The problem of Vortex-Induced Vibrations (VIV) on spool and jumper geometries is known to present several drawbacks when approached with conventional engineering tools used in the study of VIV on risers. Current recommended practices can lead to over-conservatism that the industry needs to quantify and minimize within notably cost reduction objectives.
Within this purpose, the paper will present a brief critical review of the Industry standards and more particularly focus on both experimental and Computational Fluid Dynamic (CFD) approaches. Both qualitative and quantitative comparisons between basin tests and CFD results for a 2D ‘M-shape’ spool model will be detailed. The results presented here are part of a larger experimental and numerical campaign which considered a number of current velocities, heading and geometry configurations. The vibratory response of the model will be investigated for one of the current velocities and compared with the results obtained through recommended practices (e.g. Shear7 and DNV guidelines).
The strategy used by the software K-FSI to solve the fluid-structure interaction (FSI) problem is a partitioned coupling solver between fluid solver (FINE™/Marine) and structural solvers (ARA).
FINE™/Marine solves the Reynolds-Averaged Navier-Stokes Equations in a conservative way via the finite volume method and can work on structured or unstructured meshes with arbitrary polyhedrons, while ARA is a nonlinear finite element solver with a large displacement formulation.
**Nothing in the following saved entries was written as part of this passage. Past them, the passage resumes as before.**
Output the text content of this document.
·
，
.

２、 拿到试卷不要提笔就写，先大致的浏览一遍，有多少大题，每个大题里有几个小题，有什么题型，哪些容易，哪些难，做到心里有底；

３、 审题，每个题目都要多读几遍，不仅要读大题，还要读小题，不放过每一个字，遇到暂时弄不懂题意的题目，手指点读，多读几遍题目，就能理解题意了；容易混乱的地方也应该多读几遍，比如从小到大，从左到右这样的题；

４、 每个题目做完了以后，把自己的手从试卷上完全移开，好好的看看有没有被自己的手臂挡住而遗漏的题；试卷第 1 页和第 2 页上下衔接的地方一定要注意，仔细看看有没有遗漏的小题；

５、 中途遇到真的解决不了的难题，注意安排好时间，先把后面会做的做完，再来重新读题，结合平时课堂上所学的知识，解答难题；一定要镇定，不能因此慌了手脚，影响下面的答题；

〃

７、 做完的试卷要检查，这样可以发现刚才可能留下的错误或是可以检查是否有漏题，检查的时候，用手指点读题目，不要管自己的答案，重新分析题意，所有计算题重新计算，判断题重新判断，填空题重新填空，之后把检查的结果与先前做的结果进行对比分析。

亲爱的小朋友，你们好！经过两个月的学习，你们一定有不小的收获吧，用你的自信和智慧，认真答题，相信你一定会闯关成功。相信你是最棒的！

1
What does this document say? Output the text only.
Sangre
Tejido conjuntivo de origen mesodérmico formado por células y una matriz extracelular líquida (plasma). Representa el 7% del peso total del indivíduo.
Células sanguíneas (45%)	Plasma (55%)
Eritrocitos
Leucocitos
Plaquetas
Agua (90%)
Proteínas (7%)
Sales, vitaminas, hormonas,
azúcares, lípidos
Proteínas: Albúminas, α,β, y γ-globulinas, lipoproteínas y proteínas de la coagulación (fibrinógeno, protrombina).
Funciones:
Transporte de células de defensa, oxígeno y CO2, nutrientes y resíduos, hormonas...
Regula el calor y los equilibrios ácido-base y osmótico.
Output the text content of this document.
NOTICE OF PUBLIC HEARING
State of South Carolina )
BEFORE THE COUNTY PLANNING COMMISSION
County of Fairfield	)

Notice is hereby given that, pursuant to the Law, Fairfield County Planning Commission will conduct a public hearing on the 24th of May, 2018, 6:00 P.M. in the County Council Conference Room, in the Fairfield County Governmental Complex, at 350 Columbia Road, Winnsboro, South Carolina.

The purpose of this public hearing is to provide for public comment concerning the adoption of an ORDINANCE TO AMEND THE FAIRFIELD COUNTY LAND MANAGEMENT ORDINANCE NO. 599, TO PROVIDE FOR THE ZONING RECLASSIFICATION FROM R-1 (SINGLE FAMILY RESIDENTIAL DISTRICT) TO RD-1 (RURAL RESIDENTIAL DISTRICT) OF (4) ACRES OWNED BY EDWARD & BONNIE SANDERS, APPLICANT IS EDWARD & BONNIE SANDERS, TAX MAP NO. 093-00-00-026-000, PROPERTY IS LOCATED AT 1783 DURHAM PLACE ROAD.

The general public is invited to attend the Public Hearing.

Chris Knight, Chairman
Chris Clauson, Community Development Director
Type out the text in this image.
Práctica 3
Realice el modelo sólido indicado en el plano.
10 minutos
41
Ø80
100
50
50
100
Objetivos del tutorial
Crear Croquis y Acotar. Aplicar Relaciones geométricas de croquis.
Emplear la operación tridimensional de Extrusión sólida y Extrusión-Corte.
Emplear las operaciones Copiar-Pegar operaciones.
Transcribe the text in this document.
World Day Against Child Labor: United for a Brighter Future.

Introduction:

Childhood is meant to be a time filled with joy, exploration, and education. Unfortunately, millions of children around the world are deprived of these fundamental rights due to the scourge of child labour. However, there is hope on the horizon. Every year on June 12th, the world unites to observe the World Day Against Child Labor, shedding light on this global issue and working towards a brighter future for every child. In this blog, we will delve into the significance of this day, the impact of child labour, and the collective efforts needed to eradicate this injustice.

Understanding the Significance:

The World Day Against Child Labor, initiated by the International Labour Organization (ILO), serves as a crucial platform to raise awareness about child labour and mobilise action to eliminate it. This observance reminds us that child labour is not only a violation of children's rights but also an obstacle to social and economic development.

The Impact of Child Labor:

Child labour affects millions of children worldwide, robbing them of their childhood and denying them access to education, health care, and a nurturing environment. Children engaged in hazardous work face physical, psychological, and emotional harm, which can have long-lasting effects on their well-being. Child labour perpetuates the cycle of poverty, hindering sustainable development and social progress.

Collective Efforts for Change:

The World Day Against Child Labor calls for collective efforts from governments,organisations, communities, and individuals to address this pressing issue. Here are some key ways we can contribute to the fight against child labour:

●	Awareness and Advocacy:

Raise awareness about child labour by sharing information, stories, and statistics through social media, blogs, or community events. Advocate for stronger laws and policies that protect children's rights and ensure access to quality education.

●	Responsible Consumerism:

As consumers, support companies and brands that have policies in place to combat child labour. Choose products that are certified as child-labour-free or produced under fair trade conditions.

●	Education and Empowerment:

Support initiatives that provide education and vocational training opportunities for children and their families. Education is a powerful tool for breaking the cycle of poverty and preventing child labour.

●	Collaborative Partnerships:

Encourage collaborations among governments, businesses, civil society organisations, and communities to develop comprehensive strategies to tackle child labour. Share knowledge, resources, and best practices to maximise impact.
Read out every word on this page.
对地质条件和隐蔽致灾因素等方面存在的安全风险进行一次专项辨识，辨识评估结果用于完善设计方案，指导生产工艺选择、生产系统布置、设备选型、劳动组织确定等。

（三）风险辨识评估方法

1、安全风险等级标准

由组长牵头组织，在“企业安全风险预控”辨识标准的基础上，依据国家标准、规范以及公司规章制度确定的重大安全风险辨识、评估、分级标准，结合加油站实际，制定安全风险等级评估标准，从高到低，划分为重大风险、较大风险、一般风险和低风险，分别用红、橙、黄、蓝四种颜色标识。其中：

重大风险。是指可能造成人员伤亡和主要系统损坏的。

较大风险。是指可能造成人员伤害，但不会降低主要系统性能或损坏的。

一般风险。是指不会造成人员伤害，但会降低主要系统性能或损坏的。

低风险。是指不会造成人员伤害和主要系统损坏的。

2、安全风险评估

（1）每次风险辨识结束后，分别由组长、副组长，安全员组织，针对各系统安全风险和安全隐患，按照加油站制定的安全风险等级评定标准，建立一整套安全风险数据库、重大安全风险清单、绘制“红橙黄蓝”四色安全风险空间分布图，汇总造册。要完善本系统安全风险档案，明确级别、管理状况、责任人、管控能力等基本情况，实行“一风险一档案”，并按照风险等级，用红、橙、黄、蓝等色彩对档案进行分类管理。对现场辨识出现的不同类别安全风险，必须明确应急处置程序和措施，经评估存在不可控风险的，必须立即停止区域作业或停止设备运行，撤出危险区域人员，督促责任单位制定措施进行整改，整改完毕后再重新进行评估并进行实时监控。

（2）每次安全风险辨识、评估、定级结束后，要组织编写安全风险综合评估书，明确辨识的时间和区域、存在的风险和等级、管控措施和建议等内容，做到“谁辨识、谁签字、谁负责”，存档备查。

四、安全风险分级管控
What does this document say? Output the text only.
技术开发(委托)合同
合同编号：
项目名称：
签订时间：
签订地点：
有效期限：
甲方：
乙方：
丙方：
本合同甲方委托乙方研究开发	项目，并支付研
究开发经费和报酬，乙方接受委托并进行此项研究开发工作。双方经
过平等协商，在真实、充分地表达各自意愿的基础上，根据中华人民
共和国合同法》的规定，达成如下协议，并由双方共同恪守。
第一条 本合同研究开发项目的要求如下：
The experiments were conducted in the BGO FIRST facility located in La Seyne sur Mer, France. Particular attention was paid towards the model design, fabrication, instrumentation and characterization, to ensure an excellent agreement between the structural numerical model and the actual physical model. This included the use of a material with low structural damping, the performance of stiffness and decay tests in air and in still water, plus the rationalization of the instrumentation to be able to capture the response with the minimum flow perturbation or interaction due to instrumentation.